In this analysis, we developed and compared multiple logistic regression models to predict whether a neighborhood has a high crime rate. The exploratory data analysis showed that the dataset was clean and suitable for modeling, with no missing values and manageable correlations among variables after preprocessing.

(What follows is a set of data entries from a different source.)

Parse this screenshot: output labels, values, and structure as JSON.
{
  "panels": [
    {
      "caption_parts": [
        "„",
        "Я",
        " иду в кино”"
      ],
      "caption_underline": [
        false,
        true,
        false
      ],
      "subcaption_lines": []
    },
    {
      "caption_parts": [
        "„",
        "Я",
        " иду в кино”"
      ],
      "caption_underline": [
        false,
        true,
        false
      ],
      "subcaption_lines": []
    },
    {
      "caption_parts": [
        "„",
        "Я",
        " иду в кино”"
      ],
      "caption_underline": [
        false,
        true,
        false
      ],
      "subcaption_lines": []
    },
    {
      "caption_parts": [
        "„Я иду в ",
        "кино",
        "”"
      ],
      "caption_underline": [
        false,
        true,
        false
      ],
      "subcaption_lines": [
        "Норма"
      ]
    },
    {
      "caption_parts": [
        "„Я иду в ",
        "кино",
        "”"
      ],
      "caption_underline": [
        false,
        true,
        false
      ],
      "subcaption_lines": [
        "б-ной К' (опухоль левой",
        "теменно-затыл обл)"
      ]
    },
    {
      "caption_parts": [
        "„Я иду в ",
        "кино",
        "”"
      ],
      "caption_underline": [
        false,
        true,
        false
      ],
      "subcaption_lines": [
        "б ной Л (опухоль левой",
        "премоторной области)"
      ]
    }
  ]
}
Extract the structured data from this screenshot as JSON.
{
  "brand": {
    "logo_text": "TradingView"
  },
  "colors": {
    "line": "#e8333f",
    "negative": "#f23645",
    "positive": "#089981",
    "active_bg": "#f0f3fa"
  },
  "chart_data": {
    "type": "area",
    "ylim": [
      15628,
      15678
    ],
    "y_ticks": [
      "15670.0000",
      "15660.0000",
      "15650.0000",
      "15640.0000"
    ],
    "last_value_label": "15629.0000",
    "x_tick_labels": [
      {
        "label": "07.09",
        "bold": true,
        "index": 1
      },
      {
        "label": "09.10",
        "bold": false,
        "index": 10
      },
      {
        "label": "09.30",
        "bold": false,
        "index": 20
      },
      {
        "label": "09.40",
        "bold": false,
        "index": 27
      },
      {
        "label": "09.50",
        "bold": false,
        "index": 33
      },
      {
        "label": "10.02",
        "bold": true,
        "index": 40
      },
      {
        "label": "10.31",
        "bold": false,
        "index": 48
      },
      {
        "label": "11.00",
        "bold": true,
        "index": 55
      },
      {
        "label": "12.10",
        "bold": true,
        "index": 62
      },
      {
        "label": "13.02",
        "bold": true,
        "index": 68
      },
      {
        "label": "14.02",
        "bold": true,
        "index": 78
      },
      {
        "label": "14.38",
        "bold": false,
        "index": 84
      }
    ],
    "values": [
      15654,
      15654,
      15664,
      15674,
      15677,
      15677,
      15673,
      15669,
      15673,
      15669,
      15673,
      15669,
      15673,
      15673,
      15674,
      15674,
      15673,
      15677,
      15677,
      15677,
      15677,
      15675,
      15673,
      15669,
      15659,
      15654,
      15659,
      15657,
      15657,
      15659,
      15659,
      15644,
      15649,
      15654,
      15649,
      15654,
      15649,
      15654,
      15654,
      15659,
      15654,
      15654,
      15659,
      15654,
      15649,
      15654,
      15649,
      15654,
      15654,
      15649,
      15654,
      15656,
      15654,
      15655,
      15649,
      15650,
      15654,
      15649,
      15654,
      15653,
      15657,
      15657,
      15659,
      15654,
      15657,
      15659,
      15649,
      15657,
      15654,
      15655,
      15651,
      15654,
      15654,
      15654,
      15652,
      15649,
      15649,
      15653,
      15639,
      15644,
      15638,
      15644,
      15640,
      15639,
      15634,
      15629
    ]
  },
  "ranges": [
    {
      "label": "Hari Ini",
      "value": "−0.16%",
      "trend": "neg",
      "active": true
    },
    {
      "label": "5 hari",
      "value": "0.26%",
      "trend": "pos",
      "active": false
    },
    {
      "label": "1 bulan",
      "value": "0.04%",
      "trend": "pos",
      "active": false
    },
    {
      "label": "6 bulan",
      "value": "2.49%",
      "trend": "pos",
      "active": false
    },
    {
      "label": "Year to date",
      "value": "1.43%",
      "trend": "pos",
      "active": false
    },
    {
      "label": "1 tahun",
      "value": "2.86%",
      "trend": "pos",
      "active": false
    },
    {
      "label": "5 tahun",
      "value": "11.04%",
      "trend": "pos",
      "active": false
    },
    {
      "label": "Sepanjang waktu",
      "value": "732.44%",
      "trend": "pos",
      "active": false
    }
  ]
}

To improve model stability, highly correlated predictors were removed, reducing multicollinearity and ensuring more reliable coefficient estimates. We then built three models: a baseline model with a single predictor, a full model with all predictors, and stepwise models using both forward and backward selection.

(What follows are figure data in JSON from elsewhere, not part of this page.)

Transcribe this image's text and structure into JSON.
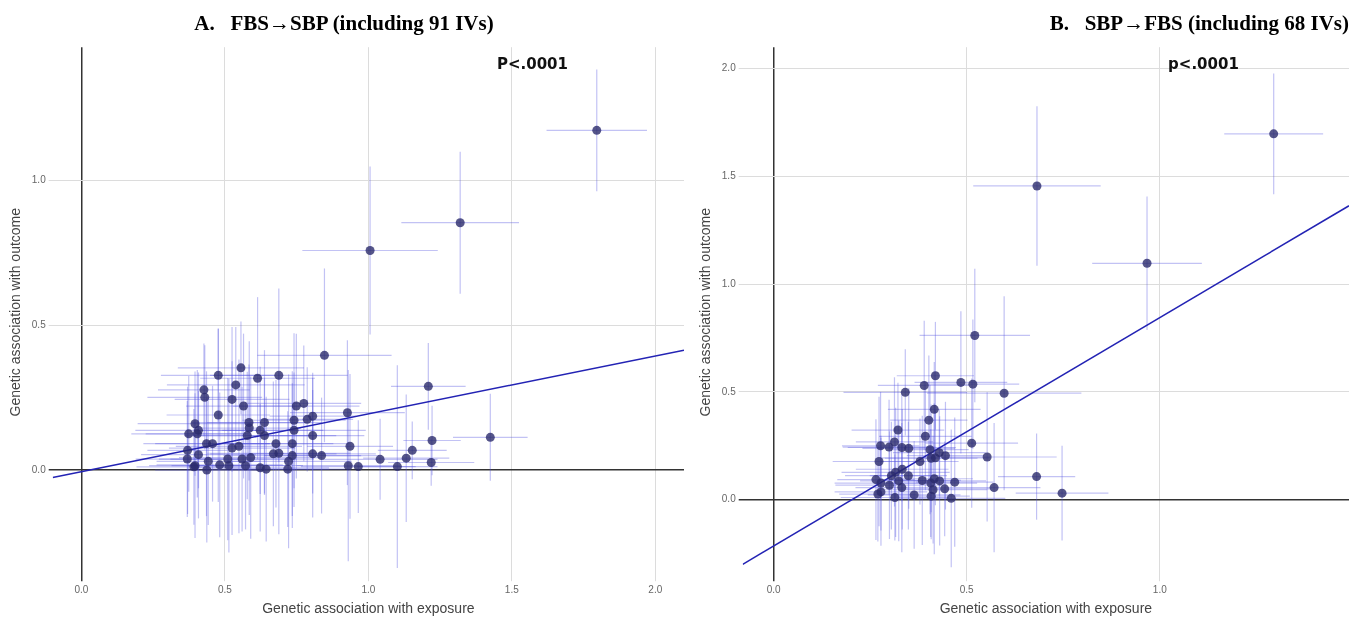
{
  "chart_data": [
    {
      "type": "scatter",
      "title": "A.   FBS→SBP (including 91 IVs)",
      "xlabel": "Genetic association with exposure",
      "ylabel": "Genetic association with outcome",
      "annotations": [
        "P<.0001"
      ],
      "xlim": [
        -0.1,
        2.1
      ],
      "ylim": [
        -0.37,
        1.46
      ],
      "xticks": [
        {
          "value": 0,
          "label": "0.0"
        },
        {
          "value": 0.5,
          "label": "0.5"
        },
        {
          "value": 1,
          "label": "1.0"
        },
        {
          "value": 1.5,
          "label": "1.5"
        },
        {
          "value": 2,
          "label": "2.0"
        }
      ],
      "yticks": [
        {
          "value": 0,
          "label": "0.0"
        },
        {
          "value": 0.5,
          "label": "0.5"
        },
        {
          "value": 1,
          "label": "1.0"
        }
      ],
      "grid": true,
      "series": [
        {
          "type": "scatter",
          "color": "#2b2b6b",
          "marker": "circle",
          "x": [
            1.796,
            1.32,
            1.006,
            0.847,
            1.209,
            1.425,
            1.222,
            1.219,
            1.153,
            1.132,
            1.101,
            1.041,
            0.965,
            0.93,
            0.936,
            0.927,
            0.837,
            0.806,
            0.806,
            0.806,
            0.787,
            0.775,
            0.749,
            0.741,
            0.741,
            0.735,
            0.735,
            0.722,
            0.719,
            0.688,
            0.678,
            0.688,
            0.669,
            0.638,
            0.638,
            0.623,
            0.614,
            0.623,
            0.644,
            0.59,
            0.584,
            0.578,
            0.585,
            0.565,
            0.556,
            0.538,
            0.525,
            0.549,
            0.56,
            0.572,
            0.525,
            0.51,
            0.514,
            0.482,
            0.477,
            0.477,
            0.457,
            0.436,
            0.442,
            0.43,
            0.427,
            0.437,
            0.408,
            0.408,
            0.396,
            0.404,
            0.374,
            0.369,
            0.396,
            0.392,
            0.37
          ],
          "values": [
            1.173,
            0.854,
            0.758,
            0.396,
            0.289,
            0.113,
            0.102,
            0.026,
            0.068,
            0.041,
            0.012,
            0.037,
            0.012,
            0.015,
            0.082,
            0.198,
            0.05,
            0.056,
            0.119,
            0.186,
            0.175,
            0.23,
            0.221,
            0.172,
            0.137,
            0.091,
            0.05,
            0.03,
            0.003,
            0.058,
            0.091,
            0.327,
            0.056,
            0.164,
            0.119,
            0.137,
            0.317,
            0.008,
            0.003,
            0.043,
            0.164,
            0.119,
            0.145,
            0.221,
            0.353,
            0.294,
            0.244,
            0.082,
            0.038,
            0.015,
            0.076,
            0.038,
            0.015,
            0.018,
            0.19,
            0.327,
            0.091,
            0.091,
            0.03,
            0.251,
            0.277,
            0,
            0.053,
            0.137,
            0.16,
            0.125,
            0.125,
            0.038,
            0.015,
            0.011,
            0.068
          ],
          "xerrors": [
            0.175,
            0.205,
            0.236,
            0.234,
            0.13,
            0.13,
            0.1,
            0.15,
            0.12,
            0.15,
            0.14,
            0.2,
            0.2,
            0.18,
            0.15,
            0.2,
            0.2,
            0.22,
            0.18,
            0.15,
            0.16,
            0.2,
            0.22,
            0.18,
            0.25,
            0.2,
            0.24,
            0.22,
            0.2,
            0.25,
            0.2,
            0.24,
            0.22,
            0.2,
            0.25,
            0.22,
            0.2,
            0.24,
            0.22,
            0.25,
            0.2,
            0.22,
            0.18,
            0.2,
            0.22,
            0.24,
            0.2,
            0.22,
            0.25,
            0.2,
            0.22,
            0.24,
            0.2,
            0.22,
            0.18,
            0.2,
            0.2,
            0.22,
            0.18,
            0.2,
            0.16,
            0.18,
            0.2,
            0.22,
            0.2,
            0.18,
            0.2,
            0.18,
            0.16,
            0.2,
            0.14
          ],
          "errors": [
            0.21,
            0.245,
            0.29,
            0.3,
            0.15,
            0.15,
            0.12,
            0.08,
            0.1,
            0.22,
            0.35,
            0.14,
            0.16,
            0.33,
            0.25,
            0.25,
            0.2,
            0.22,
            0.2,
            0.15,
            0.18,
            0.2,
            0.25,
            0.3,
            0.2,
            0.25,
            0.25,
            0.3,
            0.2,
            0.28,
            0.22,
            0.3,
            0.25,
            0.25,
            0.2,
            0.22,
            0.28,
            0.22,
            0.25,
            0.28,
            0.2,
            0.22,
            0.3,
            0.25,
            0.16,
            0.2,
            0.25,
            0.3,
            0.25,
            0.22,
            0.3,
            0.28,
            0.3,
            0.25,
            0.3,
            0.16,
            0.2,
            0.25,
            0.22,
            0.18,
            0.16,
            0.25,
            0.22,
            0.2,
            0.18,
            0.22,
            0.2,
            0.2,
            0.25,
            0.2,
            0.22
          ]
        },
        {
          "type": "line",
          "color": "#2323b4",
          "marker": "none",
          "x": [
            -0.1,
            2.1
          ],
          "values": [
            -0.026,
            0.414
          ]
        }
      ]
    },
    {
      "type": "scatter",
      "title": "B.   SBP→FBS (including 68 IVs)",
      "xlabel": "Genetic association with exposure",
      "ylabel": "Genetic association with outcome",
      "annotations": [
        "p<.0001"
      ],
      "xlim": [
        -0.08,
        1.49
      ],
      "ylim": [
        -0.36,
        2.1
      ],
      "xticks": [
        {
          "value": 0,
          "label": "0.0"
        },
        {
          "value": 0.5,
          "label": "0.5"
        },
        {
          "value": 1,
          "label": "1.0"
        }
      ],
      "yticks": [
        {
          "value": 0,
          "label": "0.0"
        },
        {
          "value": 0.5,
          "label": "0.5"
        },
        {
          "value": 1,
          "label": "1.0"
        },
        {
          "value": 1.5,
          "label": "1.5"
        },
        {
          "value": 2,
          "label": "2.0"
        }
      ],
      "grid": true,
      "series": [
        {
          "type": "scatter",
          "color": "#2b2b6b",
          "marker": "circle",
          "x": [
            1.295,
            0.682,
            0.967,
            0.521,
            0.597,
            0.485,
            0.516,
            0.419,
            0.39,
            0.341,
            0.416,
            0.402,
            0.393,
            0.322,
            0.513,
            0.553,
            0.445,
            0.429,
            0.405,
            0.419,
            0.408,
            0.379,
            0.35,
            0.332,
            0.313,
            0.299,
            0.277,
            0.273,
            0.349,
            0.333,
            0.316,
            0.305,
            0.324,
            0.332,
            0.3,
            0.278,
            0.265,
            0.278,
            0.27,
            0.314,
            0.364,
            0.385,
            0.407,
            0.416,
            0.43,
            0.413,
            0.408,
            0.443,
            0.469,
            0.46,
            0.571,
            0.681,
            0.747
          ],
          "values": [
            1.698,
            1.456,
            1.097,
            0.762,
            0.494,
            0.544,
            0.536,
            0.575,
            0.53,
            0.498,
            0.419,
            0.369,
            0.294,
            0.323,
            0.262,
            0.198,
            0.204,
            0.218,
            0.232,
            0.194,
            0.192,
            0.177,
            0.238,
            0.242,
            0.268,
            0.244,
            0.25,
            0.177,
            0.111,
            0.141,
            0.127,
            0.111,
            0.087,
            0.056,
            0.067,
            0.077,
            0.093,
            0.036,
            0.026,
            0.01,
            0.022,
            0.089,
            0.077,
            0.097,
            0.087,
            0.046,
            0.016,
            0.05,
            0.081,
            0.006,
            0.056,
            0.107,
            0.03
          ],
          "xerrors": [
            0.128,
            0.165,
            0.142,
            0.143,
            0.2,
            0.12,
            0.12,
            0.1,
            0.12,
            0.16,
            0.12,
            0.1,
            0.12,
            0.12,
            0.12,
            0.18,
            0.1,
            0.12,
            0.1,
            0.14,
            0.12,
            0.1,
            0.12,
            0.14,
            0.1,
            0.12,
            0.1,
            0.12,
            0.1,
            0.12,
            0.14,
            0.12,
            0.1,
            0.12,
            0.14,
            0.12,
            0.1,
            0.12,
            0.1,
            0.14,
            0.12,
            0.1,
            0.12,
            0.1,
            0.12,
            0.14,
            0.1,
            0.12,
            0.1,
            0.14,
            0.12,
            0.1,
            0.12
          ],
          "errors": [
            0.28,
            0.37,
            0.31,
            0.31,
            0.45,
            0.33,
            0.3,
            0.25,
            0.3,
            0.2,
            0.22,
            0.3,
            0.25,
            0.22,
            0.3,
            0.3,
            0.25,
            0.2,
            0.3,
            0.22,
            0.25,
            0.2,
            0.28,
            0.25,
            0.3,
            0.22,
            0.25,
            0.3,
            0.25,
            0.28,
            0.3,
            0.25,
            0.28,
            0.3,
            0.25,
            0.22,
            0.28,
            0.25,
            0.22,
            0.2,
            0.25,
            0.3,
            0.25,
            0.35,
            0.3,
            0.25,
            0.2,
            0.22,
            0.3,
            0.32,
            0.3,
            0.2,
            0.22
          ]
        },
        {
          "type": "line",
          "color": "#2323b4",
          "marker": "none",
          "x": [
            -0.08,
            1.49
          ],
          "values": [
            -0.3,
            1.364
          ]
        }
      ]
    }
  ]
}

The results demonstrated that the stepwise selection approach provided the best-performing model, achieving the lowest AIC value while maintaining a balance between model complexity and predictive power. Interestingly, both forward and backward methods converged to the same final set of predictors (zn, rad, age, ptratio, indus, and rm), reinforcing the robustness of the selected model.

Using this final model, we generated predicted probabilities and classifications for the evaluation dataset. The model effectively distinguishes between high- and low-crime neighborhoods based on the selected features, making it a practical tool for classification.

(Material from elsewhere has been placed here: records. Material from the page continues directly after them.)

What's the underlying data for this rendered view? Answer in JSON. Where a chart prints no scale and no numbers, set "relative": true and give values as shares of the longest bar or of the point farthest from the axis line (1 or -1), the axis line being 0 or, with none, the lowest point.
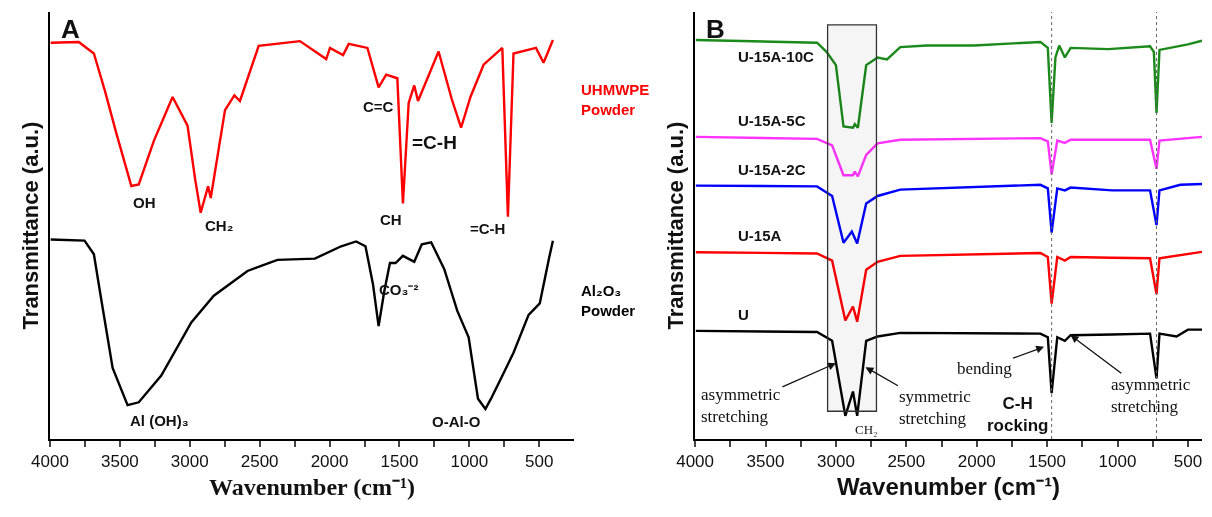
{
  "chart_data": [
    {
      "type": "line",
      "title": "A",
      "xlabel": "Wavenumber (cm⁻¹)",
      "ylabel": "Transmittance (a.u.)",
      "relative": true,
      "tick_labels": "x",
      "xlim": [
        4000,
        250
      ],
      "xticks": [
        4000,
        {
          "value": 3750,
          "label": null
        },
        3500,
        {
          "value": 3250,
          "label": null
        },
        3000,
        {
          "value": 2750,
          "label": null
        },
        2500,
        {
          "value": 2250,
          "label": null
        },
        2000,
        {
          "value": 1750,
          "label": null
        },
        1500,
        {
          "value": 1250,
          "label": null
        },
        1000,
        {
          "value": 750,
          "label": null
        },
        500
      ],
      "series": [
        {
          "name": "UHMWPE Powder",
          "color": "#ff0000",
          "x": [
            3995,
            3794,
            3686,
            3606,
            3525,
            3418,
            3365,
            3257,
            3123,
            3016,
            2962,
            2922,
            2869,
            2850,
            2748,
            2681,
            2641,
            2507,
            2212,
            2024,
            1997,
            1903,
            1863,
            1729,
            1649,
            1595,
            1515,
            1475,
            1434,
            1394,
            1367,
            1220,
            1126,
            1059,
            992,
            898,
            764,
            724,
            684,
            523,
            469,
            402
          ],
          "values": [
            0.993,
            0.995,
            0.966,
            0.871,
            0.766,
            0.634,
            0.638,
            0.747,
            0.857,
            0.785,
            0.652,
            0.567,
            0.633,
            0.604,
            0.824,
            0.861,
            0.847,
            0.985,
            0.997,
            0.952,
            0.98,
            0.962,
            0.99,
            0.98,
            0.881,
            0.913,
            0.904,
            0.59,
            0.842,
            0.886,
            0.847,
            0.971,
            0.852,
            0.78,
            0.857,
            0.938,
            0.98,
            0.557,
            0.966,
            0.98,
            0.943,
            1
          ]
        },
        {
          "name": "Al₂O₃ Powder",
          "color": "#000000",
          "x": [
            3995,
            3753,
            3686,
            3633,
            3552,
            3445,
            3365,
            3204,
            2989,
            2828,
            2587,
            2373,
            2105,
            1917,
            1810,
            1743,
            1689,
            1649,
            1609,
            1568,
            1528,
            1475,
            1394,
            1340,
            1273,
            1180,
            1086,
            1005,
            938,
            885,
            845,
            777,
            684,
            576,
            496,
            429,
            402
          ],
          "values": [
            0.5,
            0.497,
            0.463,
            0.349,
            0.178,
            0.085,
            0.092,
            0.159,
            0.292,
            0.359,
            0.421,
            0.449,
            0.452,
            0.483,
            0.495,
            0.483,
            0.387,
            0.283,
            0.369,
            0.441,
            0.441,
            0.459,
            0.444,
            0.488,
            0.493,
            0.426,
            0.321,
            0.255,
            0.101,
            0.075,
            0.101,
            0.149,
            0.216,
            0.311,
            0.34,
            0.454,
            0.497
          ]
        }
      ],
      "annotations": [
        "OH",
        "CH₂",
        "C=C",
        "CH",
        "=C-H",
        "=C-H",
        "Al (OH)₃",
        "CO₃⁻²",
        "O-Al-O"
      ]
    },
    {
      "type": "line",
      "title": "B",
      "xlabel": "Wavenumber (cm⁻¹)",
      "ylabel": "Transmittance (a.u.)",
      "relative": true,
      "tick_labels": "x",
      "xlim": [
        4000,
        400
      ],
      "xticks": [
        4000,
        {
          "value": 3750,
          "label": null
        },
        3500,
        {
          "value": 3250,
          "label": null
        },
        3000,
        {
          "value": 2750,
          "label": null
        },
        2500,
        {
          "value": 2250,
          "label": null
        },
        2000,
        {
          "value": 1750,
          "label": null
        },
        1500,
        {
          "value": 1250,
          "label": null
        },
        1000,
        {
          "value": 750,
          "label": null
        },
        500
      ],
      "series": [
        {
          "name": "U-15A-10C",
          "color": "#1a8a1a",
          "x": [
            3995,
            3134,
            3067,
            3000,
            2946,
            2879,
            2866,
            2844,
            2785,
            2704,
            2637,
            2543,
            2355,
            2019,
            1548,
            1495,
            1468,
            1441,
            1414,
            1374,
            1333,
            1065,
            769,
            742,
            723,
            702,
            500,
            400
          ],
          "values": [
            1,
            0.993,
            0.97,
            0.937,
            0.783,
            0.78,
            0.789,
            0.78,
            0.937,
            0.956,
            0.951,
            0.982,
            0.986,
            0.986,
            0.995,
            0.98,
            0.792,
            0.956,
            0.986,
            0.956,
            0.98,
            0.977,
            0.984,
            0.97,
            0.817,
            0.975,
            0.989,
            0.998
          ]
        },
        {
          "name": "U-15A-5C",
          "color": "#ff33ff",
          "x": [
            3995,
            3134,
            3027,
            2946,
            2879,
            2866,
            2844,
            2785,
            2704,
            2543,
            1548,
            1495,
            1468,
            1428,
            1374,
            1333,
            769,
            723,
            702,
            400
          ],
          "values": [
            0.757,
            0.752,
            0.736,
            0.661,
            0.661,
            0.67,
            0.658,
            0.712,
            0.741,
            0.75,
            0.754,
            0.746,
            0.663,
            0.748,
            0.742,
            0.75,
            0.75,
            0.677,
            0.748,
            0.757
          ]
        },
        {
          "name": "U-15A-2C",
          "color": "#0000ff",
          "x": [
            3995,
            3134,
            3027,
            2946,
            2887,
            2849,
            2785,
            2704,
            2543,
            1548,
            1495,
            1468,
            1428,
            1374,
            1333,
            1038,
            769,
            723,
            702,
            554,
            400
          ],
          "values": [
            0.635,
            0.633,
            0.609,
            0.492,
            0.52,
            0.49,
            0.59,
            0.609,
            0.625,
            0.637,
            0.628,
            0.517,
            0.628,
            0.623,
            0.63,
            0.623,
            0.623,
            0.536,
            0.623,
            0.637,
            0.639
          ]
        },
        {
          "name": "U-15A",
          "color": "#ff0000",
          "x": [
            3995,
            3134,
            3027,
            2933,
            2879,
            2849,
            2785,
            2704,
            2543,
            1548,
            1495,
            1468,
            1428,
            1374,
            1333,
            1038,
            769,
            723,
            702,
            400
          ],
          "values": [
            0.468,
            0.465,
            0.447,
            0.297,
            0.332,
            0.294,
            0.424,
            0.444,
            0.459,
            0.466,
            0.456,
            0.339,
            0.456,
            0.447,
            0.456,
            0.454,
            0.453,
            0.363,
            0.453,
            0.469
          ]
        },
        {
          "name": "U",
          "color": "#000000",
          "x": [
            3995,
            3134,
            3027,
            2933,
            2879,
            2849,
            2785,
            2704,
            2543,
            1548,
            1495,
            1468,
            1428,
            1374,
            1333,
            1038,
            769,
            723,
            702,
            581,
            500,
            400
          ],
          "values": [
            0.271,
            0.268,
            0.246,
            0.058,
            0.119,
            0.058,
            0.246,
            0.257,
            0.266,
            0.264,
            0.255,
            0.115,
            0.255,
            0.246,
            0.26,
            0.262,
            0.264,
            0.152,
            0.264,
            0.257,
            0.274,
            0.274
          ]
        }
      ],
      "ref_lines": [
        {
          "axis": "x",
          "value": 1468,
          "color": "#666666",
          "line_style": "dotted"
        },
        {
          "axis": "x",
          "value": 723,
          "color": "#666666",
          "line_style": "dotted"
        }
      ],
      "bands": [
        {
          "axis": "x",
          "from": 3059,
          "to": 2712,
          "color": "#333333"
        }
      ],
      "annotations": [
        {
          "text": "asymmetric stretching",
          "x": 3000,
          "y": 0.19
        },
        {
          "text": "symmetric stretching",
          "x": 2790,
          "y": 0.18
        },
        {
          "text": "bending",
          "x": 1522,
          "y": 0.231
        },
        {
          "text": "asymmetric stretching",
          "x": 1333,
          "y": 0.26
        },
        "C-H rocking",
        "CH₂"
      ]
    }
  ]
}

Overall, this study highlights the importance of proper data preprocessing, careful variable selection, and model comparison. The final logistic regression model provides a reliable and interpretable approach for predicting crime risk, though future improvements could include testing alternative models or validating performance using additional datasets.